My 17 year old, will be 18 this year, daughter doesn't act her age. She was sexually abused when younger by her father and he also threatened to kill her and is in a group counseling for sexuallly abused kids. She is on meds for PTSD and depression. How ever I am concerned at her maturity and wondering what is going on. She plays with toys like she is a child. One day when I thought she was doing dishes and she wasnt i found her in my granddaughters playpen brushing our dog with my grandaughters hair brush. This is one example of what I am talking about. The other day she was in the tub with her swimsuit on playing with my younger daughters polly pockets. She does fine in school, when she applies her self. Socially she doesn't have alot of friends. We use to be close but she has drifted away. I find myself getting frustrated with her and feeling guilty for it. Im not sure where to go from here. I have told her counselors one said they all develope at their own rates.
I am wondering about my teens maturity level and what I should do about it.?
first of all: you knwo she is not normal, but you have to realize what this means. Her past, the meds, and the depression make her different. not lower mentally, probably more advanced. you cant approach this thinking like a normal person. youre never going to find your daughter in your own mind. try to get inside her shoes. think of things form her perspective when considering how to put somethign or tell her something.
i believe she does this bc she wants to be a child. when you grow up things get hard. you think and you care and you worry. things are complicated. when youre a child life is simple. life is black and white. fun and not fun. however, we know she cannot be a child forever. no one can pretend to be something theyre not for too long.
our mission is to amke her realize she must grow up, and help her do it.
first, i dont know what kind fo chores she does but dont expect her do a lot. build her list of responsibilities slowly.
get her active. make sure she spends at least 15minutes in the sunlight everyday.
dont let her use babytalk.
have her read, expand her vocabulary. use music, art, literature, even film to expand her mind through emotional intelligence.
she must hang out with people her own age. dont let her be alone too much. i dont mean alone as in she needs supervision, i mean alone as in she needs companionship to keep her mind on living and not on the past or her fears or whatever makes her most depressed or anything else.
so, main things she should do:
1. get out the house, hang out-with kids her age.
2. dont let her have too much lounge time
3. expand her mind through literature, music, film, and art.
if she needs a friend her age, i would love to be her friend. im 16, but close enough to her age. besides, i can relate to her in alot of ways.
be patient with her, i know its hard to have "different" children. i feel sorry for my mother everyday. but it will be okay. i promise.
I am wondering about my teens maturity level and what I should do about it.?
confront her about it but dont be mean
I am wondering about my teens maturity level and what I should do about it.?

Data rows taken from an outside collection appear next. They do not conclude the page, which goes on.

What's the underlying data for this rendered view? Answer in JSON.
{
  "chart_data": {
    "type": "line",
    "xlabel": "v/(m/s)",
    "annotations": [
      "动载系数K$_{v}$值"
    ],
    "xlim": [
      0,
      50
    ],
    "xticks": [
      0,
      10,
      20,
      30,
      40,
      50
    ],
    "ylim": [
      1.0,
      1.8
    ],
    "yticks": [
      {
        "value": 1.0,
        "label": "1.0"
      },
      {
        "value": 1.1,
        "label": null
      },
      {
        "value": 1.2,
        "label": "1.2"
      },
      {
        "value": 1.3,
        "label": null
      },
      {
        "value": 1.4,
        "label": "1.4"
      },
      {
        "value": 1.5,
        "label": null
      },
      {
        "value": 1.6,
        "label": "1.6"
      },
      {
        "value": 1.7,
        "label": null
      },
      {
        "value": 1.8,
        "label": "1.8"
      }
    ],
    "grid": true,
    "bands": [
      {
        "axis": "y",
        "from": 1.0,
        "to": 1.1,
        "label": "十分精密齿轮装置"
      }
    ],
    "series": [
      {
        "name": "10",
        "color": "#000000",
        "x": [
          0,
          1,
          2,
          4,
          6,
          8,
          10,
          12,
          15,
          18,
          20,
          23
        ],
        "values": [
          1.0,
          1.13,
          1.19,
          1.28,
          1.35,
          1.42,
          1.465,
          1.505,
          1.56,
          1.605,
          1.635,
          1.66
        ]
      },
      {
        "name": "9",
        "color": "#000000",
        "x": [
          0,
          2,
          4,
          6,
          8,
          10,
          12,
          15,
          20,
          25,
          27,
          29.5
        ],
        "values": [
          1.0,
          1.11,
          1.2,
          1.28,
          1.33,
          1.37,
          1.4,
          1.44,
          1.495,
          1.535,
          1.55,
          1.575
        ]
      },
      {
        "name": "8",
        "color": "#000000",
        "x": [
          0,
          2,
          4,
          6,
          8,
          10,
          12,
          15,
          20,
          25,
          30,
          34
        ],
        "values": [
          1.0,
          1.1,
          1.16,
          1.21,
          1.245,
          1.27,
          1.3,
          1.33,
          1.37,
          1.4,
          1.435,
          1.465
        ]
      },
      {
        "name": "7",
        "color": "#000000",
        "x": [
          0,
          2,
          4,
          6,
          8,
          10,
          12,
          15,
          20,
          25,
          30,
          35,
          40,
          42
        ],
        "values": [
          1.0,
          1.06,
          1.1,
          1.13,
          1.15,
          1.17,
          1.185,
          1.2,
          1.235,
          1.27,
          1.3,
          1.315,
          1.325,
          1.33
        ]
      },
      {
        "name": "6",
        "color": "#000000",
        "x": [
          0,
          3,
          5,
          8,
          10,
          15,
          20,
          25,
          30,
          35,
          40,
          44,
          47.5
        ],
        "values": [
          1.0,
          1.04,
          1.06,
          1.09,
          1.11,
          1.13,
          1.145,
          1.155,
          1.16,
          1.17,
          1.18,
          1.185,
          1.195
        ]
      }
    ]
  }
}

Wow. Must be difficult to see her like that. Maybe you should join a support group, or the both of you, for sexual abuse survivors. Just to hear other people's stories and get some support other than from an impersonal doctor or therapist.
I am wondering about my teens maturity level and what I should do about it.?
She has a lot she is dealing with, and the meds probably don't help the progression rate, as they tend to downplay the emotions. I saw this same type of behavior in my Nephew, though once he went to college and quit taking his meds, he was fine. I am by no means suggesting whe stop medicating, that is for her and the doctor to decide. She will mature, just give her time and a loving environment.
I am wondering about my teens maturity level and what I should do about it.?
My goodness that is a lot on the plate for both you and your daughter. Her maturity level will change as she deals with what has happened to her, but it will take time. See if she can get some individual counseling too. It sounds at this point like her maturity level has stopped- much like a clock stops. Hopefully the individual counseling will help her get back on track. I hope and pray that she will get better soon.